No Reyno do Chile, essa parte da propriedade da família Bourbon, entre 1808 e 1813, sentiu-se sem ninguém para a governar. O representante da coroa teve de ouvir os intriguistas de sempre, todos esses bascos que tinham boas terras e fazendas, exportações de indústrias de curtumes, especialmente na região do Maule, cidade de Talca, o rim da aristocracia chilena durante esse anos – e ainda hoje: fazem-se chamar Talca, Paris e Londres. Cidade e região que explorou os proprietários da terra – o clã Picunche (que eu estudo), da etnia Mapuche, habitante do Chili de tempos sem memória e sem escrita.
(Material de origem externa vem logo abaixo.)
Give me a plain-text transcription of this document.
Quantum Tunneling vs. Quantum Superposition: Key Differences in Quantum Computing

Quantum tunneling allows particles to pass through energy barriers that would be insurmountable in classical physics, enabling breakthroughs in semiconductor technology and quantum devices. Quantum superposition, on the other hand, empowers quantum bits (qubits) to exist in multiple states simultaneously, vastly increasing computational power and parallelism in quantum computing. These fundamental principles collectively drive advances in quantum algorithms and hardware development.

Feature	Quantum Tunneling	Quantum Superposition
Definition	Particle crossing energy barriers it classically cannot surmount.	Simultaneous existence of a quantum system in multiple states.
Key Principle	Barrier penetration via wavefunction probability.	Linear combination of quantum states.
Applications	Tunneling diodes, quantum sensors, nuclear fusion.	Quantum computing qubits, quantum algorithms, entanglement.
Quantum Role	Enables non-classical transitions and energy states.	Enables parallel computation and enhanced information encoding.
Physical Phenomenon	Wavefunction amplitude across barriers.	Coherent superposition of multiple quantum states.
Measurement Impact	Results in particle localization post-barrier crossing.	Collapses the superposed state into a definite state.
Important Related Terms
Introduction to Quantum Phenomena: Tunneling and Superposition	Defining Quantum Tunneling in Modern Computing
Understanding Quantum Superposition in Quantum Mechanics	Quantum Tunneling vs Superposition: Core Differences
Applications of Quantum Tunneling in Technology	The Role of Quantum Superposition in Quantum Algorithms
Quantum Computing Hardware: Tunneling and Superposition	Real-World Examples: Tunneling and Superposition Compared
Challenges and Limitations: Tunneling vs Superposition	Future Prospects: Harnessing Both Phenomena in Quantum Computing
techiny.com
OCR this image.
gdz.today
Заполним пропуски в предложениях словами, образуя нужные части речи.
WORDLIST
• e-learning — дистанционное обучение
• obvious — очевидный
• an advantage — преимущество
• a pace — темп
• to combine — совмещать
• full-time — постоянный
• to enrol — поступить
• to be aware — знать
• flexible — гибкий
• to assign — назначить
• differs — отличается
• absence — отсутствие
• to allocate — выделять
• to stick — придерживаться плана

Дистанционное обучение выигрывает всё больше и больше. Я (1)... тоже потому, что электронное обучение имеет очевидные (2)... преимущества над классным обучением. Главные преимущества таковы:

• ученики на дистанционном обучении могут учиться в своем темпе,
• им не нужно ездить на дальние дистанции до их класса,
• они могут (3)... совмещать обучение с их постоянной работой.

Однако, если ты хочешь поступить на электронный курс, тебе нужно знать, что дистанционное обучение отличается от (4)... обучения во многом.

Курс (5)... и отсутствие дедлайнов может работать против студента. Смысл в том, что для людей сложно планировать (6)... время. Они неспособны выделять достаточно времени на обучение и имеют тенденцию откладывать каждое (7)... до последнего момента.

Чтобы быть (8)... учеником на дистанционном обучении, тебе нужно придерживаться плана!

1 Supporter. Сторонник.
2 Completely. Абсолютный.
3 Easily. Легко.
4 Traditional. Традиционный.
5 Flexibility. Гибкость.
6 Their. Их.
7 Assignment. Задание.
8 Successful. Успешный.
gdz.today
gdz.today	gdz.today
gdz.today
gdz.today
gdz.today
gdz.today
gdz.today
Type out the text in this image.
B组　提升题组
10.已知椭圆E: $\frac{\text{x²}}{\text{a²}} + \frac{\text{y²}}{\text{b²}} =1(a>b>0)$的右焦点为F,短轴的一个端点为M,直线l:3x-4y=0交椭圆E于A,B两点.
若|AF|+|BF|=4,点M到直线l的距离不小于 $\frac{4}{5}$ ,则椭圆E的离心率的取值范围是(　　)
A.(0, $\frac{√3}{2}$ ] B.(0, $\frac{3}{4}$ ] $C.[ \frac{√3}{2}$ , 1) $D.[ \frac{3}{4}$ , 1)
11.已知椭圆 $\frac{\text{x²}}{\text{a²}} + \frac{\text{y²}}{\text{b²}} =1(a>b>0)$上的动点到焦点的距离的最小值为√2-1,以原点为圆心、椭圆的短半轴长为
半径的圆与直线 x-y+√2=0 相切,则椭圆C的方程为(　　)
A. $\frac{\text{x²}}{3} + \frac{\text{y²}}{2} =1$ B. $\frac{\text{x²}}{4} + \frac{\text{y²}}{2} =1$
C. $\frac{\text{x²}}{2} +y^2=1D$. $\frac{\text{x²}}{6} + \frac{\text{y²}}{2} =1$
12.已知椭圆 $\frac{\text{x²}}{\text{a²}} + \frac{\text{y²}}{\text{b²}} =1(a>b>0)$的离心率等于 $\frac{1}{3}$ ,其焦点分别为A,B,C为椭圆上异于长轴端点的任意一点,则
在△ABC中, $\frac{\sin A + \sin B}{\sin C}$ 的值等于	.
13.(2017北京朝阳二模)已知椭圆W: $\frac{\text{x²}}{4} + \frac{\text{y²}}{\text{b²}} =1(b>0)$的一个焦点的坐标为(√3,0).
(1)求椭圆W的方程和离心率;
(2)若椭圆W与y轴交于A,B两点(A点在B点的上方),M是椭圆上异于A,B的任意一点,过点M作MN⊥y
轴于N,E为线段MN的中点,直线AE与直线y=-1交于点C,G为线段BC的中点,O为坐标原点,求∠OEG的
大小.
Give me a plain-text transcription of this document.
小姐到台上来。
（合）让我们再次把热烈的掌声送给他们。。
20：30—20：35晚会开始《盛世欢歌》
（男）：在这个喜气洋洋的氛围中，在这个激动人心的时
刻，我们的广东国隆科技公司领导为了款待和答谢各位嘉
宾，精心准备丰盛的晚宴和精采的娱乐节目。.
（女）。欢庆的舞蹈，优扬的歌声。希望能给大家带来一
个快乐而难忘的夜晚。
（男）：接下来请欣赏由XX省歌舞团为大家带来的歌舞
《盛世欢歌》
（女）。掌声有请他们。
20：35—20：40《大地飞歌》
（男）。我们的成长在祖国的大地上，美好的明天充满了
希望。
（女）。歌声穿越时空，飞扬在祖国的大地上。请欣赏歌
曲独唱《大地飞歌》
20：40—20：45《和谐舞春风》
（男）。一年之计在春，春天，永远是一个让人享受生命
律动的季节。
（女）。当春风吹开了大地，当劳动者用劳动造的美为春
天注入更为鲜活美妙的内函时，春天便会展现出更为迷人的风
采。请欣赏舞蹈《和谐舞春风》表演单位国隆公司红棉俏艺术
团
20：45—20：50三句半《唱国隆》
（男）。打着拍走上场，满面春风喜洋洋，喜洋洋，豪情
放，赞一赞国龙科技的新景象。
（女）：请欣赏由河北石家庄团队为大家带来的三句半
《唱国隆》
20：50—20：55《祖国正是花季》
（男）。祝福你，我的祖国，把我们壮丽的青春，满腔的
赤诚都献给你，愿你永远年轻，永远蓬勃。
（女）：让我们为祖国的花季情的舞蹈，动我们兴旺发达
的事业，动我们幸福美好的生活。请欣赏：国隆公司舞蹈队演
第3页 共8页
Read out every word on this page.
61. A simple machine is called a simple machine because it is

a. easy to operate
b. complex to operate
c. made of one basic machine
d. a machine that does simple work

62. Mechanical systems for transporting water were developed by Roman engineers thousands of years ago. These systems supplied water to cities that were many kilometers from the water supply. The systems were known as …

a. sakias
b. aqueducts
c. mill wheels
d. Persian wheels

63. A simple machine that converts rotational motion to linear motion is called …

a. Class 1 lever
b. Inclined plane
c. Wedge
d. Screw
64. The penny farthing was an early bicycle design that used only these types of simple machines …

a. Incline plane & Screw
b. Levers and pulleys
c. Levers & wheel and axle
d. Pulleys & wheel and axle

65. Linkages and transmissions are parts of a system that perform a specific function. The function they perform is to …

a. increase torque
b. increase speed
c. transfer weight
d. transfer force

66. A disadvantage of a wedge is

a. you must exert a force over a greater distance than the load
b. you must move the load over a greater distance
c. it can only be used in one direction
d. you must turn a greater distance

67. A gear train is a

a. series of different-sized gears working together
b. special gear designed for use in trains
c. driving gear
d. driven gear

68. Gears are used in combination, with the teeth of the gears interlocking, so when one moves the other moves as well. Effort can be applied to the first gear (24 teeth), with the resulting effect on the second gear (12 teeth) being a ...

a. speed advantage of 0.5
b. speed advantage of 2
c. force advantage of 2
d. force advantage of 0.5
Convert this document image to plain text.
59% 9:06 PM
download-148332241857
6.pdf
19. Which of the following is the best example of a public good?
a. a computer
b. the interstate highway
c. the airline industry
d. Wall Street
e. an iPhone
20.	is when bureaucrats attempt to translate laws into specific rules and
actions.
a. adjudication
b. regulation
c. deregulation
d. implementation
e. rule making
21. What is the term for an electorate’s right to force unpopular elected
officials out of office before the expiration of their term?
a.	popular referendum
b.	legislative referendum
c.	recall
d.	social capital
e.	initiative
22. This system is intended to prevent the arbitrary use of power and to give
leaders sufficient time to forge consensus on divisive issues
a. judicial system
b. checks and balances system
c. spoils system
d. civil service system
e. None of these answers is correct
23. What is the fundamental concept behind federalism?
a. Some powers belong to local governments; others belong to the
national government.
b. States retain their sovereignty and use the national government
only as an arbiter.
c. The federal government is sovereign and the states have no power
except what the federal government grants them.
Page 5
Para todos os proprietários com o nome com duas letras r no apelido (bascos), os Picunche eram os seus jornaleiros, denominados inquilinos que na língua da terra, o mapudungun, significa subjugados, como tenho definido no meu texto de 1998 (2). A escravidão tinha sido abolida no Chile nos anos 50 do Século XIX, eufemismo que continua até aos nossos dias: o inquilino trabalha as terras do proprietário, sem mais pagamento do que a entrega de alguma terra para sustento da família que a tem de trabalhar. Na época da conquista da terra do fim do mundo (3), os Mapuche, fossem Picunche, Huilliche, Mapocho ou Pehuenches, eram os livros dos invasores. Invasores desconhecedores do cultivo da batata, da beterraba, do milho e do trigo. Engrolavam os reais donos da terra, que dormiam em terra soterrada feita prisão, como tenho estudado nos arquivos dos jesuítas do Século XVII, que por bom azar encontrei escondidos ao pé das palmeiras da vila de Pencahue, Talca, Do que li, estudei e interpretei, com a minha equipa chilena, resultaram, pelo menos, cinco livros. Quem caia morto durante o trabalho, era de imediato enterrado numa finca destinada a cemitério, perto de Curepto, entre Talca e Linares, Vilas as duas. O terreno era denominado Huenchumali, a terra dos mortos, em mapudungum. Levei as crianças por mim analisadas para entender a história do país, escreveram textos, ainda comigo, em 1997, base de vários livros meus sobre crianças, especialmente o do ano 2000 (4).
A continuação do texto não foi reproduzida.